A primeira coisa que me dei conta foi o choque repentino da realidade se formando ao meu redor. Tava trancafiado numa sala minúscula com uma mesa, quem sabe inox, de frente a mim e um espelho do lado. Era um lugar frio e parado no tempo, tendo só a voz de uma galera conversando em algum lugar longe daqui; mexendo em teclados, andando, coisas do tipo. Minha cabeça doeu, mas quando eu fui erguer minhas mãos pra cobrir os olhos elas simplesmente congelaram no ar; estavam presas, acorrentadas com algemas num suporte da mesa. Na hora eu não entendi nada, fiquei boiando legal, então comecei a tentar me localizar: fui olhando todo aquele canto, bem na calma e com a visão embaçada pela enxaqueca, até que foquei numa marca na parede que me encarava de volta: era a logo de algum dp de polícia; não-sei-qual batalhão — e foi nessa hora, quando um calafrio seco arranhou todo os meus espinhaço, que eu me lembrei... eu me lembrei d-daquilo, do que eu... o que fiz: eu lembro do corpo dela; daquilo escorrendo pra fora da sua cabeça; d'eu completamente assustado, tremendo, ligando pra polícia e dizendo: "matei ela, matei" e esperando com o corpo todo ensanguentado. Eles vieram rápido; me prenderam e me enfiaram no fundo de um camburão. A última coisa que eu vi foi aquele mundaréu de gente, todos uniformizados, andando pelo meu prédio, na fachado, por dentro, e toda a vizinhança olhando pr'aquilo meio que sem entender nada, vez ou outra se voltando pra mim como que diz: "o que você fez, garoto?" Dói, dói pra caralho. E como é que vai ser a minha vida daqui pra frente? Tipo, o que eu faço agora? E-eu vou ser preso? E a minha família; o que eles vão pensar? Isso se eles já não sabem... não consigo nem imaginar como é que a minha mãe ficaria quando ouvisse da boca de um pm: "teu filho matou uma pessoa; tá preso e vai apodrecer atrás das grades. Tenha um bom dia." É o tipo de coisa que pai nenhum merece ficar sabendo, mas, olha, eu fiz isso, né?! Trouxe o maior desgosto do mundo pra minha família, não trouxe?! Não trouxe! Merda! Merda... será que eu... sou um assassino? Pif, que idiotice; é claro que eu sou, porra! Eu (eu!) matei ela, mais ninguém. Sou um lixo humano, um verme — que tipo de cara mata mulher? Quem é que... eu, eu mereço isso e tudo o que vai rolar comigo a partir de hoje. Eu matei ela. Matei. E algo meu morreu junto.
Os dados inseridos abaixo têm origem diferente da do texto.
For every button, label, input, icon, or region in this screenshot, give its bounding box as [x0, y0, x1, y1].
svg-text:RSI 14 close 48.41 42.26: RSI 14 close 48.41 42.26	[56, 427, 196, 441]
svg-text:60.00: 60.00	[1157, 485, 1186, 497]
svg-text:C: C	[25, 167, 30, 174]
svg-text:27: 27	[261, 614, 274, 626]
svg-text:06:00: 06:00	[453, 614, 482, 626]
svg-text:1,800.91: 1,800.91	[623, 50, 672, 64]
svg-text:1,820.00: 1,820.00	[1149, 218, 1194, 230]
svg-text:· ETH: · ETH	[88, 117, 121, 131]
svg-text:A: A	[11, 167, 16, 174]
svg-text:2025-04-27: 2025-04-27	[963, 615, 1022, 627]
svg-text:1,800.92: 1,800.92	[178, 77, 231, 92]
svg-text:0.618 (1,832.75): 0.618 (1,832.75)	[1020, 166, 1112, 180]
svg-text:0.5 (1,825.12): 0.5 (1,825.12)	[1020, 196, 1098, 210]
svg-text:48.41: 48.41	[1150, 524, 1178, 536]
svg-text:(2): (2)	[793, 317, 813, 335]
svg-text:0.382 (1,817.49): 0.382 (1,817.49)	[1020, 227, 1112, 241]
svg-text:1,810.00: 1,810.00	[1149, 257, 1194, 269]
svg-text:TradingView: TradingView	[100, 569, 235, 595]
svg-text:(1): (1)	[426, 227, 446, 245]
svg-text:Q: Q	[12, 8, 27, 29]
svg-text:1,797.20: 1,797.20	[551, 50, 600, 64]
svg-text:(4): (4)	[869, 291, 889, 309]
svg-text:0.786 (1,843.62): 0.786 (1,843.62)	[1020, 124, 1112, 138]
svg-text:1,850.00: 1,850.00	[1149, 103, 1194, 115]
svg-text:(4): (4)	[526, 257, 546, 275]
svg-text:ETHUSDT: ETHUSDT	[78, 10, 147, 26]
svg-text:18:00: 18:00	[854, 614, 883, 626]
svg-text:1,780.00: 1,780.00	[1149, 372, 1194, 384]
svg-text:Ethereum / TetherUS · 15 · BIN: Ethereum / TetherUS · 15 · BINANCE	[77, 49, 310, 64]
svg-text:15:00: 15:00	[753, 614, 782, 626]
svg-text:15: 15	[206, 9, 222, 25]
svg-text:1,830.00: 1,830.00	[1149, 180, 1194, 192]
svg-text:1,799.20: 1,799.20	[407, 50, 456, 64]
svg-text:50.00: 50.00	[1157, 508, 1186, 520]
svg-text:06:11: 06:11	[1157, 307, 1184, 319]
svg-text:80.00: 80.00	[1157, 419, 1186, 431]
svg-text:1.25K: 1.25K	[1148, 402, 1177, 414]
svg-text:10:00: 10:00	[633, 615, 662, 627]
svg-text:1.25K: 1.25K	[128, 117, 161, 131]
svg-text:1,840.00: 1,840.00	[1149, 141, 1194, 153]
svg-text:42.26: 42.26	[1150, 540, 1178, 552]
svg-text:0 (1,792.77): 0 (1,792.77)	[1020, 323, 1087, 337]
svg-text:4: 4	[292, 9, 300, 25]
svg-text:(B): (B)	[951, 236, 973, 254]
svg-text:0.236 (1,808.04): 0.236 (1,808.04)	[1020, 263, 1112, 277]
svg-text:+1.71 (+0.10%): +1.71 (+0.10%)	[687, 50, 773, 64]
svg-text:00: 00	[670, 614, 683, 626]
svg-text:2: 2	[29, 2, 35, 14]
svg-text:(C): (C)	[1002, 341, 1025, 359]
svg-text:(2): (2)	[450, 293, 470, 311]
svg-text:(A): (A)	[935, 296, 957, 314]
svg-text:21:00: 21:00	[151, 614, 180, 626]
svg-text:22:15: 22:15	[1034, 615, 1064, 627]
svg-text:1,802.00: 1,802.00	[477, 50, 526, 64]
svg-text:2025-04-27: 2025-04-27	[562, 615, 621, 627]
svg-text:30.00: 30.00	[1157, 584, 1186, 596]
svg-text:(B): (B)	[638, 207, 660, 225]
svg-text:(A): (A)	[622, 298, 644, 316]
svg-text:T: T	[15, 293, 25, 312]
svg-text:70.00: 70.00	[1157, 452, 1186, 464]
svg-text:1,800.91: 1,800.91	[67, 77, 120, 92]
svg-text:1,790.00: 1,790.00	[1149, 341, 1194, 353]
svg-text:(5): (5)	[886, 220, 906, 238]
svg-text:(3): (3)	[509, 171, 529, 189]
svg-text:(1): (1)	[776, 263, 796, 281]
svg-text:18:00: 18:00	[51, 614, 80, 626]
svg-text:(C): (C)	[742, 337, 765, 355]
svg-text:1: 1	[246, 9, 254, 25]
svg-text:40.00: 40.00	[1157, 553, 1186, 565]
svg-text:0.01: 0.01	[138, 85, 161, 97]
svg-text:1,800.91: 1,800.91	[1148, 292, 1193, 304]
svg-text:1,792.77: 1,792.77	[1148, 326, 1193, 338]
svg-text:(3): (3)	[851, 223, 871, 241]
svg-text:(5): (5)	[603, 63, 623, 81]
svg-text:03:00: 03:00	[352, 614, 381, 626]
— Você sabe o porquê de estar aqui? — Uma voz grossa me tirou das minhas nóias.
O homem devia tá entrando na meia ideia; pensei isso pelos seus cabelos já pra lá de grisalhos, o rosto cheio de linhas de expressão e um bigode grosso que só pessoas acima dos cinquenta conseguem ter sem parecerem ridículos. Seu olhar era profundo, com uma enorme olheira na sua cara, além de vestir uma roupa social toda abarrotada, com pizzas sendo claramente visíveis e uma ou outra mancha de suor no peito. Fora isso, e eu demorei pra notar, ele havia jogado uma penca de papéis na mesa, todos cheios de gráficos, textos, fotos; tudo. A real é que aquele cara me parecia extremamente cansado, como se as últimas horas do seu dia se resumissem à perambular por aí e resolver uma porrada de problemas — talvez por minha causa; não sei.
— Você me ouviu? — Ele disse.
Eu travei: — O quê?
— Hum... — O cara se inclinou na mesa, apoiando as mãos sobre os documentos, e me encarou no fundo da alma — Eu disse: sabe porquê tu tá aqui, moleque?
— Ah... sei.
— Então poderia me esclarecer?
— Eu... — Minha garganta arranhou quando eu tentei falar. Engoli em seco — Eu matei a minha namorada.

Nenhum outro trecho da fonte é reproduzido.